Quantization #

Quantisation is in this context refers to reducing the memory footprint of vectors by converting them to a lower precision format. This is useful when you have a large dataset and want to reduce the memory footprint of the vectors.

By default, vectors are stored as 32-bit floating point numbers. This means each dimension of the vector is 4 bytes. For example, a 512-dimensional vector would be 2KB in size. This can quickly add up for large datasets. Another use case is if you already have vectors in a lower precision format and want to use them with SemaDB such as binary vectors.

Quantising floating point vectors to lower precision is always a trade-off between memory footprint and accuracy. Information is inevitably lost when converting to lower precision.

For full details on how to use quantisation, please refer to the API reference.

Binary Quantisation #

type: binary

Binary quantisation is a special case of quantisation where the vectors are converted to binary format using only 1 bit per dimension. Considering again a 512-dimensional vector, the binary version would be 64 bytes in size. This is a 32x reduction in memory footprint compared to the 32-bit floating point format.

The following parameters are relevant:

  • threshold (optional): The threshold to use when converting the vectors to binary format. It determines whether a value is set to 1 or 0 by checking if it is greater than the threshold. For normally distributed embedding models, a threshold of 0.0 is a good starting point. For other models, you may need to experiment with different thresholds.
  • triggerThreshold (optional): It is the number of points after which threshold should be automatically computed. The threshold is set to the mean of all the values in all the vectors. This is useful when you’re not sure what threshold to use.
  • distanceMetric: The distance metric to use when searching. You can use the hamming or jaccard distance metric.

Binary Vectors #

If you have binary vectors to start with and set a binary distance metric at the index schema level, then SemaDB automatically enables binary quantisation with threshold set to 0.5 and the corresponding distance metric.

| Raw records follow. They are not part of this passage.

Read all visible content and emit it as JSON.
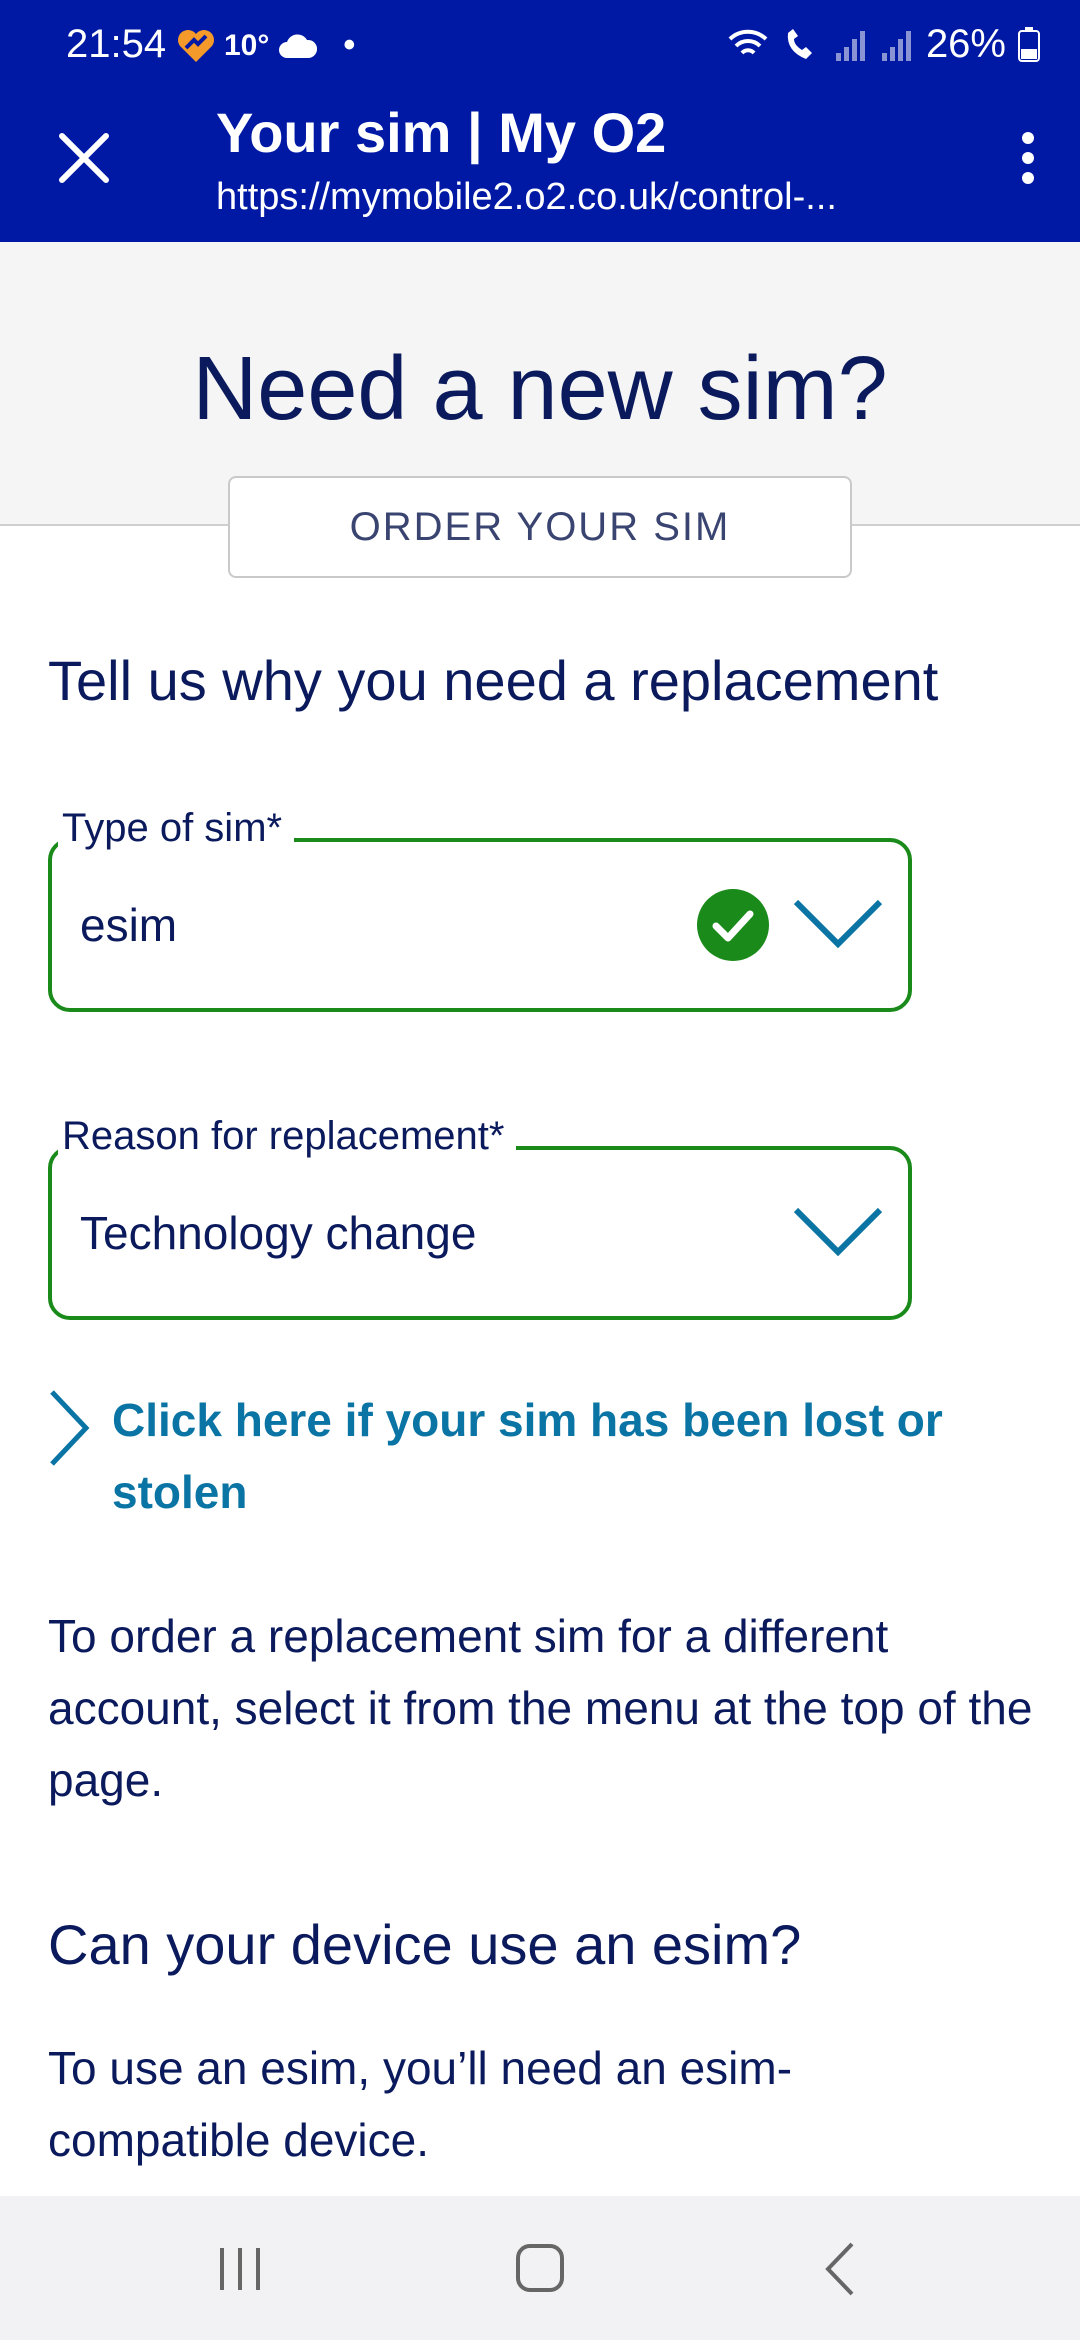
{
  "status_bar": {
    "time": "21:54",
    "temperature": "10°",
    "dot": "•",
    "battery": "26%",
    "icons": [
      "heart-notification-icon",
      "cloud-icon",
      "wifi-icon",
      "wifi-call-icon",
      "signal-icon",
      "signal-icon",
      "battery-icon"
    ]
  },
  "browser": {
    "title": "Your sim | My O2",
    "url": "https://mymobile2.o2.co.uk/control-..."
  },
  "hero": {
    "title": "Need a new sim?",
    "order_button": "ORDER YOUR SIM"
  },
  "form": {
    "heading": "Tell us why you need a replacement",
    "type_of_sim": {
      "label": "Type of sim*",
      "value": "esim",
      "valid": true
    },
    "reason": {
      "label": "Reason for replacement*",
      "value": "Technology change"
    }
  },
  "lost_link": "Click here if your sim has been lost or stolen",
  "info_text": "To order a replacement sim for a different account, select it from the menu at the top of the page.",
  "esim": {
    "heading": "Can your device use an esim?",
    "text": "To use an esim, you’ll need an esim-compatible device."
  },
  "colors": {
    "brand": "#0019a5",
    "text": "#0a1a5c",
    "valid_border": "#1a8a1a",
    "link": "#0a74a4"
  }
}
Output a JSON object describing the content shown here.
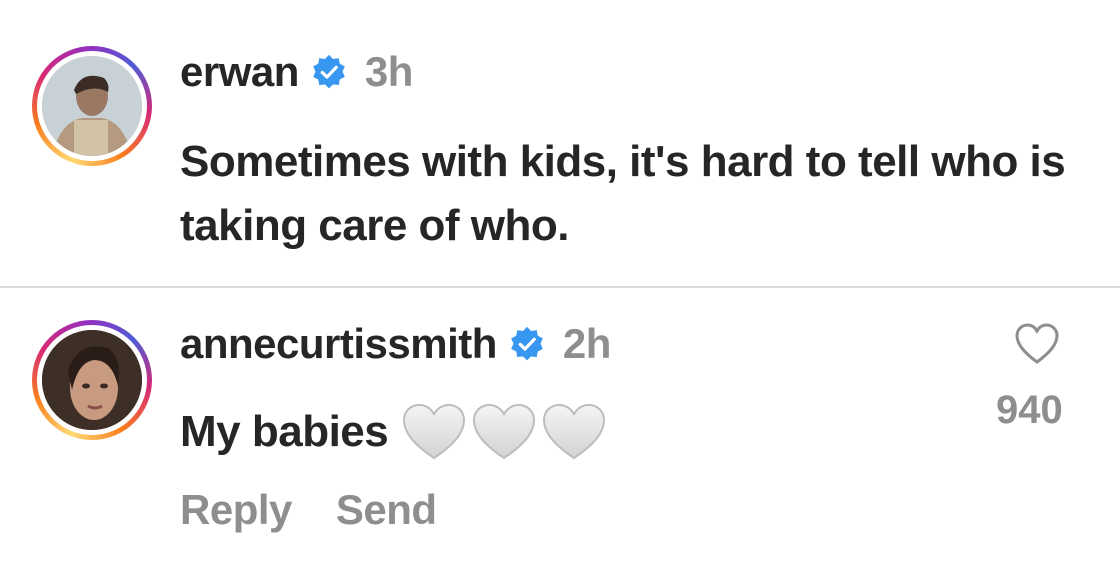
{
  "comments": [
    {
      "username": "erwan",
      "verified": true,
      "time": "3h",
      "text": "Sometimes with kids, it's hard to tell who is taking care of who."
    },
    {
      "username": "annecurtissmith",
      "verified": true,
      "time": "2h",
      "text": "My babies",
      "emoji": "white-heart-icon x3",
      "likes": "940",
      "actions": {
        "reply": "Reply",
        "send": "Send"
      }
    }
  ],
  "colors": {
    "verified": "#3897f0",
    "muted": "#8e8e8e",
    "text": "#262626",
    "divider": "#dbdbdb"
  }
}
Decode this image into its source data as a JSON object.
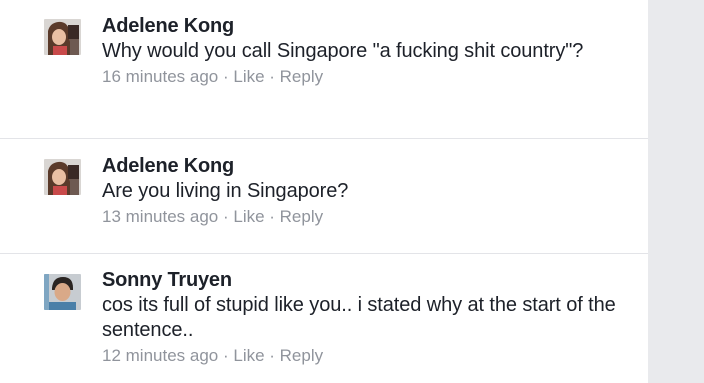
{
  "comments": [
    {
      "author": "Adelene Kong",
      "text": "Why would you call Singapore \"a fucking shit country\"?",
      "time": "16 minutes ago",
      "like_label": "Like",
      "reply_label": "Reply",
      "separator": " · "
    },
    {
      "author": "Adelene Kong",
      "text": "Are you living in Singapore?",
      "time": "13 minutes ago",
      "like_label": "Like",
      "reply_label": "Reply",
      "separator": " · "
    },
    {
      "author": "Sonny Truyen",
      "text": "cos its full of stupid like you.. i stated why at the start of the sentence..",
      "time": "12 minutes ago",
      "like_label": "Like",
      "reply_label": "Reply",
      "separator": " · "
    }
  ],
  "colors": {
    "author": "#1d2129",
    "meta": "#90949c",
    "background": "#ffffff",
    "gutter": "#e9eaed"
  }
}
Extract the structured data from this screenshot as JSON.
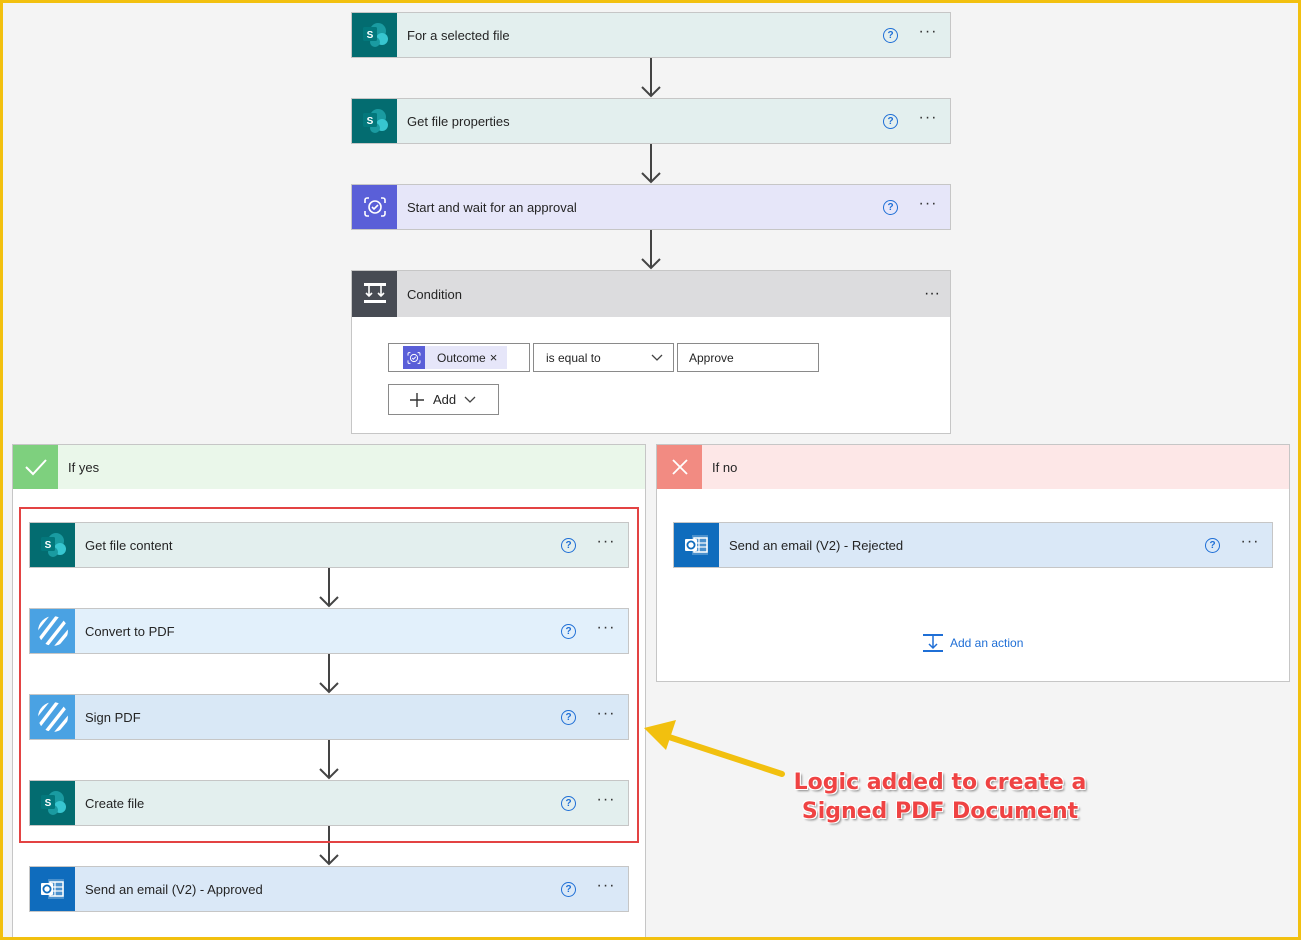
{
  "flow": {
    "trigger": {
      "title": "For a selected file"
    },
    "get_props": {
      "title": "Get file properties"
    },
    "approval": {
      "title": "Start and wait for an approval"
    },
    "condition": {
      "title": "Condition",
      "token_label": "Outcome",
      "token_remove": "×",
      "operator": "is equal to",
      "value": "Approve",
      "add_label": "Add"
    }
  },
  "yes_branch": {
    "label": "If yes",
    "actions": [
      {
        "title": "Get file content"
      },
      {
        "title": "Convert to PDF"
      },
      {
        "title": "Sign PDF"
      },
      {
        "title": "Create file"
      },
      {
        "title": "Send an email (V2) - Approved"
      }
    ]
  },
  "no_branch": {
    "label": "If no",
    "action": {
      "title": "Send an email (V2) - Rejected"
    },
    "add_action_label": "Add an action"
  },
  "annotation": {
    "line1": "Logic added to create a",
    "line2": "Signed PDF Document"
  },
  "common": {
    "help": "?",
    "more": "···"
  },
  "colors": {
    "sharepoint": "#036c70",
    "approvals": "#5a5fd8",
    "pdf": "#4aa2e3",
    "outlook": "#0f6cbd",
    "yes_green": "#7ed07e",
    "no_red": "#f28b82",
    "highlight_red": "#e34343",
    "arrow_yellow": "#f2c00f"
  },
  "icons": [
    "sharepoint-icon",
    "approvals-icon",
    "condition-icon",
    "pdf-stripes-icon",
    "outlook-icon",
    "check-icon",
    "x-icon",
    "help-icon",
    "more-icon",
    "plus-icon",
    "chevron-down-icon",
    "add-action-icon"
  ]
}
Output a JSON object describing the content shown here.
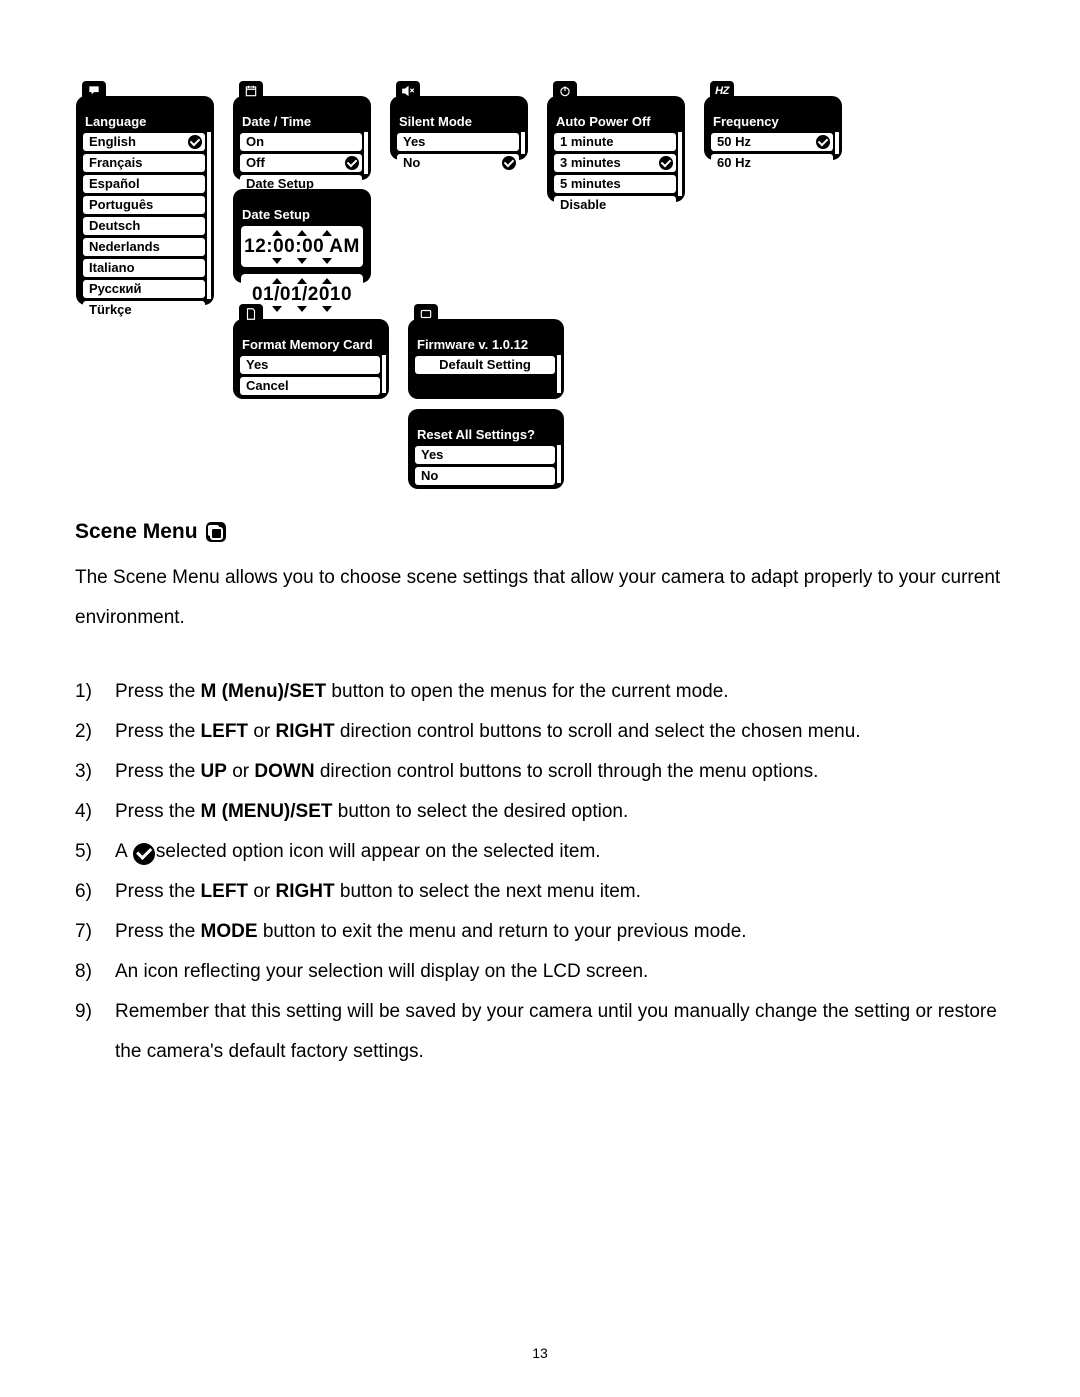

When inserting or searching, you need to ensure that the vectors are still in floating point format, e.g. [0.0, 1.0, 0.0, 1.0]. The server will automatically convert the vectors to binary format when storing them using the 0.5 threshold.

Product Quantisation #

type: product

Product Quantization is a technique to quantise high-dimensional vectors into a low-memory usage representation. The original vector is divided up to m sub-vectors and each sub-vector is quantized to k centroids. The final quantized vector is the concatenation of the centroid ids of each sub-vector. When, the centroid ids are uint8 values each sub-vector is 1 byte in size and the final quantized vector is m bytes in size saving a lot of memory. For example, a 512-dimensional vector with m=8 and k=256 would be 8 bytes in size instead of 2KB.

title: Product Quantisation
graph TD
    OriginalVector["High-Dimensional Vector"]

    OriginalVector --> Subdivide[/"Subdivide"\]
    Subdivide --> SV1["Sub-vector 1"]
    Subdivide --> SV2["Sub-vector 2"]
    Subdivide --> SVM["Sub-vector m"]

    SV1 --> Quant1["Quantizer 1 (k centroids)"]
    SV2 --> Quant2["Quantizer 2 (k centroids)"]
    SVM --> QuantM["Quantizer m (k centroids)"]
    Quant1 --> ID1["Centroid ID 1 (uint8)"]
    Quant2 --> ID2["Centroid ID 2 (uint8)"]
    QuantM --> IDM["Centroid ID m (uint8)"]
    ID1 & ID2 & IDM --> Combine[\"Concatenate"/]
    Combine --> QuantizedVector["Quantized Vector (m bytes)"]

SemaDB uses k-means clustering to find the centroids for each sub-vector. This is performed only once when the product quantisation is triggered:

  • numCentroids (recommended 256): The number of centroids to use for each sub-vector. This is the k parameter in the product quantisation algorithm. It is strongly recommended to use 256 as the maximum number of possible values of an unsigned 8-bit integer. You may experiment with other values but it will not lower the memory footprint of the quantised vectors.
  • numSubVectors (recommended 8): The number of sub-vectors to divide the original vector into. This is the m parameter in the product quantisation algorithm.
  • triggerThreshold (recommended 5000): The number of points after which the centroids should be automatically computed and the vectors are quantised. It may be tempting to increase this to get more vectors, but the centroids are computed in memory and can be quite large. It is recommended to keep this value low to avoid running out of memory.

During search, a pre-computed lookup table is used to find the nearest centroid for each sub-vector. The distance between the original vector and the quantized vector is the sum of the distances between the original vector and the centroids of each sub-vector. Due to this sum, the distance metric must satisfy the property that the sum of distances is a valid distance metric. For this reason, euclidean is used even if cosine is given as the distance metric. This is not an issue since squared euclidean distance is proportional to cosine distance, i.e. d = 2(1-cosine(x,y)) for normalised vectors.